It’s pretty rich hearing the critics say that no one listens to their critiques of society, economics or politics because the critiques strike at the heart of the power structures–patriarchy, hierarchy, capitalism, racism, fascism, imperialism, militarism, colonialism. News flash: No one listens because the critiques come with how-to details erased. Even bearing-witness is more policy relevant than critiques when the latter fail to recognize the former is the only option left.
Another critique gets my derision: “What’s the problem here—people aren’t as poor as before?” Who though can refute a sneer? asked a critic of Gibbons’ Rise and Fall of the Roman Empire.
“When is inventing the ship not also inventing the eventual shipwreck? Answer: “When sailing the ship across a variety of conditions proves to be reliable in real time, right now when it matters.”
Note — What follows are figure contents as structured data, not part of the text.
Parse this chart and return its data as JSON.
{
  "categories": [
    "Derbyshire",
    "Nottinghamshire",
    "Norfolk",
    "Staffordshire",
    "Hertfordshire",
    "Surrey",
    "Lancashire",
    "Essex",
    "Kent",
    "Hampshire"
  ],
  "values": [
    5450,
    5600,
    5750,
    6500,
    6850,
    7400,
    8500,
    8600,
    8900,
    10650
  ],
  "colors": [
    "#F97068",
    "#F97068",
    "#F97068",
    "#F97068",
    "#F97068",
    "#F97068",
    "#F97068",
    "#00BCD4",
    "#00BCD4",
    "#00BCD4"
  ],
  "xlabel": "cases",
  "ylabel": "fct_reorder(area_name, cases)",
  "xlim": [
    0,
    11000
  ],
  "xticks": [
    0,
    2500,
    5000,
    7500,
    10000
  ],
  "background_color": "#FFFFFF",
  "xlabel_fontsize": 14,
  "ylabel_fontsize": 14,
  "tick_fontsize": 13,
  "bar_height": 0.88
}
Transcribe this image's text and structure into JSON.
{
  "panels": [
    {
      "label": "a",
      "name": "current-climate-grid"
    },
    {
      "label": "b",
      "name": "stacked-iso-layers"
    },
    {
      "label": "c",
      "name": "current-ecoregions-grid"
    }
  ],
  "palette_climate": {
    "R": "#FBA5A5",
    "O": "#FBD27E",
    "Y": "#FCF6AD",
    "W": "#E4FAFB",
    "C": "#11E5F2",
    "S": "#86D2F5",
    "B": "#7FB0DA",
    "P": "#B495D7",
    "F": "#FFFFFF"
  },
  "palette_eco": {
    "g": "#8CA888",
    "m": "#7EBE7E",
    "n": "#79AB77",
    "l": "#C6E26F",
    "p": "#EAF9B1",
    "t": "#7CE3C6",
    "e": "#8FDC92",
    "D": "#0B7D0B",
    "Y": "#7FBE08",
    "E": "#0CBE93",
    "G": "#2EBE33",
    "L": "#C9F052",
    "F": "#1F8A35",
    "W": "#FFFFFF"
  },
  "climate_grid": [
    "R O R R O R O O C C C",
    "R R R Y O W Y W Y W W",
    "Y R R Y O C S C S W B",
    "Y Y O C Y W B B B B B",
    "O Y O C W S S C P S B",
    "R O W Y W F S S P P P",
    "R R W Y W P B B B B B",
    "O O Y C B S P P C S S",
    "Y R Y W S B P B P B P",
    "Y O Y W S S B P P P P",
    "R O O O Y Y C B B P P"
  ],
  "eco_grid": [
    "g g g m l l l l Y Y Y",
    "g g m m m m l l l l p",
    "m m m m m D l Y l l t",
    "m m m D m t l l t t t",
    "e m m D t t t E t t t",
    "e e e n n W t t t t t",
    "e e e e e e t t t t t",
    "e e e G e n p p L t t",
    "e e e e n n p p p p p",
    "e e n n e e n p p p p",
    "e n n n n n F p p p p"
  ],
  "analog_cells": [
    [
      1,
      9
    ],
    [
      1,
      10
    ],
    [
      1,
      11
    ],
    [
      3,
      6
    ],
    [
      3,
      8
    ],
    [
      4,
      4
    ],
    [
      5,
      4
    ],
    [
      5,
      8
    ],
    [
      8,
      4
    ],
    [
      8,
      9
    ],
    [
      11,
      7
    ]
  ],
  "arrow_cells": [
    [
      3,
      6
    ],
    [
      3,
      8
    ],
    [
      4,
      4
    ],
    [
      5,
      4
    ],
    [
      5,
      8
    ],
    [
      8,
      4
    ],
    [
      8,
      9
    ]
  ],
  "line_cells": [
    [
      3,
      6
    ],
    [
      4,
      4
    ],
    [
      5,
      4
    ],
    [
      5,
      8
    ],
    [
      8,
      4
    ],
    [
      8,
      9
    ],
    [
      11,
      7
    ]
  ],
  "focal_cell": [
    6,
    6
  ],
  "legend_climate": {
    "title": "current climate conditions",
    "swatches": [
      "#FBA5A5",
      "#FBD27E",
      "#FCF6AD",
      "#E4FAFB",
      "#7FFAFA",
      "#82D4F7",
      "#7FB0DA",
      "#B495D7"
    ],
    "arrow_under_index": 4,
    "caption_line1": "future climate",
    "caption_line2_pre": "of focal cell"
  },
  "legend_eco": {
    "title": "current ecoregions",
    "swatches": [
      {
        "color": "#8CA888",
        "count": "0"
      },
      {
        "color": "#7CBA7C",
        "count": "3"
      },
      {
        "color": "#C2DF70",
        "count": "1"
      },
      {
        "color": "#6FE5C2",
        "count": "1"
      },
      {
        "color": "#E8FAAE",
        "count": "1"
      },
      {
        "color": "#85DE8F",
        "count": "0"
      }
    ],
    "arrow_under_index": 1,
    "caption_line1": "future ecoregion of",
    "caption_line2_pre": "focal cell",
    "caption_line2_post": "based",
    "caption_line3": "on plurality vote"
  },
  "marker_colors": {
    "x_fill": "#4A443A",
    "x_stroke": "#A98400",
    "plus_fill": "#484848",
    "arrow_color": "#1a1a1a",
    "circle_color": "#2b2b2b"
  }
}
What drives me up the wall is the emphatically and inescapably unidirectional decline being described as if there were no cultural gain from economic imperatives. Certainly, the ubiquitous “coping” implies little, if no, gain, notwithstanding how ingenious the improvisation and learning. And how could there be, when the critics’ culture comes from past legacies of empire and colonialism into a present and future that are, in every nook and cranny, capitalist–or worse imperialist–through and through, again and again.
Are others struck by the incongruity between a present narrativized by one group as all but a modern Plague of Cyprian (bringing virtually everything to an end as in the Roman Empire before) and the demand by many in the same group to dismantle narratives, demystify myths, and dispel imaginaries all in the name of that being a Good Thing, a manufactured realism as empyrean cosmopolitanism?